I just had a baby 2.5 weeks ago. This baby was very much planned and wanted, I had a loss last year and feel like I am blessed to even have the chance to have such a beautiful baby boy. I cry because I am greatful, I cry because he is crying, I cry because I am tired, I cry because my husband gets to go to work and continue with his life like he did before the baby. I love him, yet sometimes I feel I am not cut out for this constant crying (he is very fussy). I feel like I can't make my son happy. Now that I am a mom, and I know that's important I feel like I don't know who I am anymore. I feel like a baby machine who's sole purpose is to take care of this baby and it's just not enough for me. My husband helps when he is home, but it's like he sort of just acts like he is babysitting.
Who can I talk to? My gyno? I have never had any sort of depression. Will this go away after a few more weeks? Or should I seek out help? I had a csection and prior to pregnancy I would just workout if I felt down and it went away... I can't even do that right now. My baby deserves a happy mom... any sort of input would be appreciated!
Sounds like typical baby blues. Been there, done that. If it gets worse or doesn't let up in the next couple weeks, definitely talk to your doctor.

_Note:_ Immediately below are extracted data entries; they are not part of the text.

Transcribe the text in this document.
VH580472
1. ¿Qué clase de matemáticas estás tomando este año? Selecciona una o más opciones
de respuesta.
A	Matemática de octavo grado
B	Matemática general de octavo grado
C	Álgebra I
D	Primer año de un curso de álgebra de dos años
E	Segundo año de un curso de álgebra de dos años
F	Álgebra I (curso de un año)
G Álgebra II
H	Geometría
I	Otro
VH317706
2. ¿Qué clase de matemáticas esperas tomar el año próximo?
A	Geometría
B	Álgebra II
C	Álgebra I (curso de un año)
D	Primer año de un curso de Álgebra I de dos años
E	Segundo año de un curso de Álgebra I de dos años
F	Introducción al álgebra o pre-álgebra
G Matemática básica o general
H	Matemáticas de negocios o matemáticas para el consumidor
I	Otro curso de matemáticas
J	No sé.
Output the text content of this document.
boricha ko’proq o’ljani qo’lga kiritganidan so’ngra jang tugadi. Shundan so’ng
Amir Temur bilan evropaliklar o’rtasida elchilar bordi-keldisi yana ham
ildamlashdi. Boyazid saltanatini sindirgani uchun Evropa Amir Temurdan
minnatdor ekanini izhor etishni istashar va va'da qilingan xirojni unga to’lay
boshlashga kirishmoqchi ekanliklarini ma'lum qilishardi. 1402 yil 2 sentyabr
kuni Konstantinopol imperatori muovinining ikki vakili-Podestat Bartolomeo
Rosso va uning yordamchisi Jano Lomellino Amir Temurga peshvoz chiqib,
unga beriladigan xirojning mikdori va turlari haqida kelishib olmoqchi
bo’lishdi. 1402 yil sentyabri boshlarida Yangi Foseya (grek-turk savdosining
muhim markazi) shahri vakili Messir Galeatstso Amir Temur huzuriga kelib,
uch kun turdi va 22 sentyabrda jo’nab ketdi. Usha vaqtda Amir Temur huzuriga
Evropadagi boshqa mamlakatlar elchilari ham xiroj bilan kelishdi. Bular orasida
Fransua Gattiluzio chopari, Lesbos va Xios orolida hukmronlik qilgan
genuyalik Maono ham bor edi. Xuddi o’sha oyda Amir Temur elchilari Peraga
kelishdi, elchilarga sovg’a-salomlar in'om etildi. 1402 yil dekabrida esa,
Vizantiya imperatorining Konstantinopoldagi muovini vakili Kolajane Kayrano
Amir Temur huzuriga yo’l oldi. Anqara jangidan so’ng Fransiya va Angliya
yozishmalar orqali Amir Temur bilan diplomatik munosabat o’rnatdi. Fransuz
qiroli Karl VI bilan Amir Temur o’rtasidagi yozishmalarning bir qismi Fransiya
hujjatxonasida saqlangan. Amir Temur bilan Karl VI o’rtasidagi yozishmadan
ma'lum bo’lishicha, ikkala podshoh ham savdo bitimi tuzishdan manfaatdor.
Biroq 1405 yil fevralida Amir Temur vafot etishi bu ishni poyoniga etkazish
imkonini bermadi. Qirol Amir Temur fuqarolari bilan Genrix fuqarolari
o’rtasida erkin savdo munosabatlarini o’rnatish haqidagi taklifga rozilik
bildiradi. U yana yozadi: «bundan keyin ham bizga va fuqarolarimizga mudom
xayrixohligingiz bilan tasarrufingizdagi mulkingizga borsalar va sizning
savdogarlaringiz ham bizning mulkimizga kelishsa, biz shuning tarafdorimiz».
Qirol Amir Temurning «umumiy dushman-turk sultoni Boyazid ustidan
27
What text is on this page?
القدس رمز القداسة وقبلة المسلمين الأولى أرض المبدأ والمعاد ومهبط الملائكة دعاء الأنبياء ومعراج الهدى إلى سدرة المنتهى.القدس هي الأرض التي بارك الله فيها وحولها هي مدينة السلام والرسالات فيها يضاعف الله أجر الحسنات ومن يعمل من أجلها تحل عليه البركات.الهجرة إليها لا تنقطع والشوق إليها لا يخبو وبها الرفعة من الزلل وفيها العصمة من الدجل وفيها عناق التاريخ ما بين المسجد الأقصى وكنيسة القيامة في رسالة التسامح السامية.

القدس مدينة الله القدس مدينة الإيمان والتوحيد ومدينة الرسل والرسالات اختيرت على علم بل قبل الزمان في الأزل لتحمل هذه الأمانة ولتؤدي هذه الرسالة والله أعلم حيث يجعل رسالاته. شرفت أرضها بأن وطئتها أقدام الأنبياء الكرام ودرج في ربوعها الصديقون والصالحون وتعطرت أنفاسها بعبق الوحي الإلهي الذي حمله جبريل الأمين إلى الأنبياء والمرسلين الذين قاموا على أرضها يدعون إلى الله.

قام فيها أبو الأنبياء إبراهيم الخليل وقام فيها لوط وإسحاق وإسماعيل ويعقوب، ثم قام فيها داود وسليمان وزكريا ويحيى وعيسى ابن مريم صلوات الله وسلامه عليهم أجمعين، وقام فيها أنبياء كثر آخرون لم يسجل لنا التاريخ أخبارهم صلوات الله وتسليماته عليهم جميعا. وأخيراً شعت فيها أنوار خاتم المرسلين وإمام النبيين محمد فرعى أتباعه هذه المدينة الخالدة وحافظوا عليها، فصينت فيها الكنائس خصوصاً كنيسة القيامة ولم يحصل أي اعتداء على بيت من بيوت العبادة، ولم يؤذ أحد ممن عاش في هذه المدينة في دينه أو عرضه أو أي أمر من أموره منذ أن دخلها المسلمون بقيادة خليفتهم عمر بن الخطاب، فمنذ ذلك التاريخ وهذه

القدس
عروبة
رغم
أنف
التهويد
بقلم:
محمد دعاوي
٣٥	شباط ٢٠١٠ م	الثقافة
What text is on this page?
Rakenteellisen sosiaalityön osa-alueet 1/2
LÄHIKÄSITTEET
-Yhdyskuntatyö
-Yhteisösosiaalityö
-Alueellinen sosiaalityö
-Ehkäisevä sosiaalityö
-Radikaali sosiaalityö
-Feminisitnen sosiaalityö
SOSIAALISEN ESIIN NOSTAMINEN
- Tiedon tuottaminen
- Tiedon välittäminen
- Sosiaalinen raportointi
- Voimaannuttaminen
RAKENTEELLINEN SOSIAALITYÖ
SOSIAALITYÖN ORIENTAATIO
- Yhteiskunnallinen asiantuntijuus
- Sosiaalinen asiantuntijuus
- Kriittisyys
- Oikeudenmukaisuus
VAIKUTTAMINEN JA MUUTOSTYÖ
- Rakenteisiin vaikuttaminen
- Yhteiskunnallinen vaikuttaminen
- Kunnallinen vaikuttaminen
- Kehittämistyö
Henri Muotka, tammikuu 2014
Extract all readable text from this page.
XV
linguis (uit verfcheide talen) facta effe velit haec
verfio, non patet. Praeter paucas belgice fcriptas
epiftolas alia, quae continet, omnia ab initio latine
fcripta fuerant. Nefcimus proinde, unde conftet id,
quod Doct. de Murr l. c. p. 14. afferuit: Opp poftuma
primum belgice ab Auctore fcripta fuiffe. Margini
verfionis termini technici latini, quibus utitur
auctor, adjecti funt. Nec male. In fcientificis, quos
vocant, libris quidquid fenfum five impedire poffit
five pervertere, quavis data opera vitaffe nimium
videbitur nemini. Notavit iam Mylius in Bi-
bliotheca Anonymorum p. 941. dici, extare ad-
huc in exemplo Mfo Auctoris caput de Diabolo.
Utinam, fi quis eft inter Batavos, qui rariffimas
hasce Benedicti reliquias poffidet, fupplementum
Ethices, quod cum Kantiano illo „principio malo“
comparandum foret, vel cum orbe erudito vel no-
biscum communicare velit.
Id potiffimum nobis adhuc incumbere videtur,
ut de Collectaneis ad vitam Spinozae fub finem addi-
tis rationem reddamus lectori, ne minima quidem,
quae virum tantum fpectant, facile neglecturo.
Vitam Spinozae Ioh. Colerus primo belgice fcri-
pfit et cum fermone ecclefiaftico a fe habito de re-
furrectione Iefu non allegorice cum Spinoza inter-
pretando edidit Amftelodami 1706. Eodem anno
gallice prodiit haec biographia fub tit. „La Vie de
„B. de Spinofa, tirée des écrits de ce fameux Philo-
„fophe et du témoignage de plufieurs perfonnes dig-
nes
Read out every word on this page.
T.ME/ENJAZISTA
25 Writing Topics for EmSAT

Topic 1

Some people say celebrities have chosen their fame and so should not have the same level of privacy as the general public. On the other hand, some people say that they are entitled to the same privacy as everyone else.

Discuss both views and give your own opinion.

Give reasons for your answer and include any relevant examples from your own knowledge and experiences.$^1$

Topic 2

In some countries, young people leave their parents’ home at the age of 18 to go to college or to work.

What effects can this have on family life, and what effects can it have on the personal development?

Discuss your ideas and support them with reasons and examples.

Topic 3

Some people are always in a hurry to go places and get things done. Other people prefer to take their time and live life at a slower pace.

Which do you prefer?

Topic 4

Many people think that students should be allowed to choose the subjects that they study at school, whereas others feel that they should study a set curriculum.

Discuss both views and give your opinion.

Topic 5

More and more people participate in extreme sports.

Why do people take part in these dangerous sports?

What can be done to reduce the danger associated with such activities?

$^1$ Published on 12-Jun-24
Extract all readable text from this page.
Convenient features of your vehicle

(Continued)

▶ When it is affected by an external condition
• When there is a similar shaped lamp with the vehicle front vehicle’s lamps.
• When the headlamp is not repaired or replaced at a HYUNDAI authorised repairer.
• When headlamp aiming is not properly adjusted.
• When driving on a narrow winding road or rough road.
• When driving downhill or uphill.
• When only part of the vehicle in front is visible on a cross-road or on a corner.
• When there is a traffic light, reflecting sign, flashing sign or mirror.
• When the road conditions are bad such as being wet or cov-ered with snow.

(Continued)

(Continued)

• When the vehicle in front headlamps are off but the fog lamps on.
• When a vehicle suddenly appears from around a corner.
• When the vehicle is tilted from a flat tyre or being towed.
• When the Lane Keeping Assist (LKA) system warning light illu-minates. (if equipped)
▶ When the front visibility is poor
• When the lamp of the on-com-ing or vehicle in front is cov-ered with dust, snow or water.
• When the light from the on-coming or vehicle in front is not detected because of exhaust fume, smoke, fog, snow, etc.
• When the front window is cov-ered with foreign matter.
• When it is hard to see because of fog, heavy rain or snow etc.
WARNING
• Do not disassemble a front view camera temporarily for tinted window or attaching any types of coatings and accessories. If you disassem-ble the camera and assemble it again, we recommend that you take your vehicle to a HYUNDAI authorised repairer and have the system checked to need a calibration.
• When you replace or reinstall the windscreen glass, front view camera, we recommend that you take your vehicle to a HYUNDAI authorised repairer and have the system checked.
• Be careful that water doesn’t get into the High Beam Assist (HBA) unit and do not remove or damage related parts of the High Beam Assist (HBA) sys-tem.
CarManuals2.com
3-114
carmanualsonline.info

If it is just kind of annoying, there is hope!!! I know it feels awful right now, but it does get better. Hang in there!!!
I would go ahead and talk to your doc now. Get on some meds. I have had 6 healthy pregnancies but I get PPD every time. I start taking Zoloft right away and it helps me a lot. I still go through the depression for a few weeks but it would be much worse and much longer without the help of the meds so I urge you to call your gyno. They will give you a script immediately. I leave the hospital with mine. With my 11 month old, I started taking it in the hospital. I was in tears the day after she was born before I was even released and they got me my meds quickly. I only take it until I feel like myself again and then I stop. It will pass. And I know everything that you are feeling. I know that you feel like this is your sole purpose right now. And honestly, you are what that baby needs most right now as he is 100% dependent on you. BUT, this will not last for very long. I promise you that you will blink and he will be in Kindergarten, so don't worry. Get on some meds so that you can enjoy this time and not resent it. You will be shocked at how quickly it will go by and how much you will miss it later. I swear that I can say this with a lot of experience. I always feel overwhelmed when they are that little but I just can't believe how quickly the time goes and how quickly they grow. You are right. Your baby does deserve a happy mom, but you also deserve to be happy. Anytime that I get overwhelmed with my big crew, and I do believe me, I just remind myself that this will not last forever. I remind myself that this will pass. I know it sounds cliche but it is sooooo true. Please call your doc and PM me anytime!